TIFF 2022: The Grab, by David Bax

It’s difficult, when writing about an issues-advocacy documentary–especially one as effective as Gabriela Cowperthwaite‘s The Grab–not to just turn around and spout back the lessons learned and truths uncovered by the movie, turning a review into a list of talking points or, at best, a policy paper. One must make pains to write about the filmmaking itself, like the montage of archival footage Cowperthwaite presents, all cut together very quickly and gussied up with graphic effects.
But, of course, what’s on the screen is filmmaking too. Cowperthwaite is a filmmaker, not just a wonk, so she understands how to capture compelling images that help her tell her story. That’s the case when she gets to the section about how Russia, foreseeing itself with more arable land on its hands once climate change melts large parts of its north, is importing American cowboys to teach the art of ranching to its citizens. Thus, we end up with one of The Grab‘s most surreal, indelible sights, a full-on rodeo in the Russian hinterland, including women in cowboy hats square dancing to, for some reason, disco music.
Okay, I’ve put it off long enough. Here’s the issue The Grab details and why we should be alarmed about it. Climate change is leading to a future in which food and water scarcity are going to be ever bigger problems. Lots of nations, from Russia to China to Saudi Arabia to the United States, are reading the writing on the wall and buying up land and other resources in other countries in order to provide for themselves and their own economies. It’s having a devastating effect on the citizens in these areas of the world; just ask the Arizona farmers who are running out of water because the Saudis are pumping it all to grow hay which they ship back home to feed their own livestock. These are short-termed, myopic solutions that are only concerned with taking, not sustaining. Conservationists get painted as “treehuggers” but saving the environment is and has always been a question of human survival.
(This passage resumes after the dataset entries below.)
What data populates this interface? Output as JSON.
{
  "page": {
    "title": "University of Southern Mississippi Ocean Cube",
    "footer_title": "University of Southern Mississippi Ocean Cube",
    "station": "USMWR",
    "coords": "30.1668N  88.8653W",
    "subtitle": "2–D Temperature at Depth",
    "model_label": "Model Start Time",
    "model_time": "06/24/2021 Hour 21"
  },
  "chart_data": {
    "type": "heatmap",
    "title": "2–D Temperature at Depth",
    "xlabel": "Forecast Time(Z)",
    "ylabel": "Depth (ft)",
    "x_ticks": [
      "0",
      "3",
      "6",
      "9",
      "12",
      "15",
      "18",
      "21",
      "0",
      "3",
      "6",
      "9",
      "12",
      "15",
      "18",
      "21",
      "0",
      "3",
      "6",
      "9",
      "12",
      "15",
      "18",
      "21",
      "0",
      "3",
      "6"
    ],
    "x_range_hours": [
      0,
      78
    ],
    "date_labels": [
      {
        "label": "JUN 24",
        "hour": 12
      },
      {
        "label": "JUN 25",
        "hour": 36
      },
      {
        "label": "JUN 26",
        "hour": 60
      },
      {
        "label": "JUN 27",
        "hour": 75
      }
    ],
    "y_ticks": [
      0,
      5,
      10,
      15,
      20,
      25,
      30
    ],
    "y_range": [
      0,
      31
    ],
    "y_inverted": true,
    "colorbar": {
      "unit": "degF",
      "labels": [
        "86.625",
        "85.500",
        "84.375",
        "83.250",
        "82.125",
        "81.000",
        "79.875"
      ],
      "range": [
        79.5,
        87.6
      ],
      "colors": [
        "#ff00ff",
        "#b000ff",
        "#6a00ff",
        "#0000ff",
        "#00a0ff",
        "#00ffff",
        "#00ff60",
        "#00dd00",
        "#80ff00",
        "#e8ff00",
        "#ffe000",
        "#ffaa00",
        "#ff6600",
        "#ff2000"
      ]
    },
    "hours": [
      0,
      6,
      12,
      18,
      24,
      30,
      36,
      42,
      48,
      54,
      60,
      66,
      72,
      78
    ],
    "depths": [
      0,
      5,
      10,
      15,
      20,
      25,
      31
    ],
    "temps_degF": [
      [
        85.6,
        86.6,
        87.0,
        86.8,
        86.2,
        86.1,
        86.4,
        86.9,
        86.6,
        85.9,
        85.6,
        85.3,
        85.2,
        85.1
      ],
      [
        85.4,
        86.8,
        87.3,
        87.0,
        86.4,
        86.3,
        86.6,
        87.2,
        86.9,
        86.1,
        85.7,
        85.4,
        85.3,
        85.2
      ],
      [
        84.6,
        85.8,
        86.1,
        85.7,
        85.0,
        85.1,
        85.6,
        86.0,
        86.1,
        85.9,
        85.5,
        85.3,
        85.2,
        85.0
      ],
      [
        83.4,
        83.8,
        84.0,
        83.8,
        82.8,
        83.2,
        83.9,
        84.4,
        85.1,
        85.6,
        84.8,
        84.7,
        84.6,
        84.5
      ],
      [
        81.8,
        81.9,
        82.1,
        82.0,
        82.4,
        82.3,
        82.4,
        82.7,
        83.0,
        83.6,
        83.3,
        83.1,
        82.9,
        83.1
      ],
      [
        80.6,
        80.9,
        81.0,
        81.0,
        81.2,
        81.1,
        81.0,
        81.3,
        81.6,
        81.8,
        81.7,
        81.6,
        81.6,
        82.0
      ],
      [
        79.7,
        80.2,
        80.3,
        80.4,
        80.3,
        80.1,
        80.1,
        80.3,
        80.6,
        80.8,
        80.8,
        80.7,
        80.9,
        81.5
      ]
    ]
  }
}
Cowperthwaite’s main human subject here is Nathan Halverson of the Center for Investigative Reporting. He’s our guide through these complex, multi-faceted and often hidden issues. But he’s still more subject than host. In a way, The Grab is as much a documentary about the process of investigative journalism itself as it is about food and water hoarding.
Cowperthwaite’s most impressive achievement is that her film doesn’t just explain what has happened or what is happening but also what will happen. One segment of The Grab recontextualizes the ongoing war in Ukraine but, bigger than that, the film as a whole assembles a likely context for the future of conflict in general. We should all be very concerned. Thanks to Cowperthwaite’s strong filmmaking, I already am.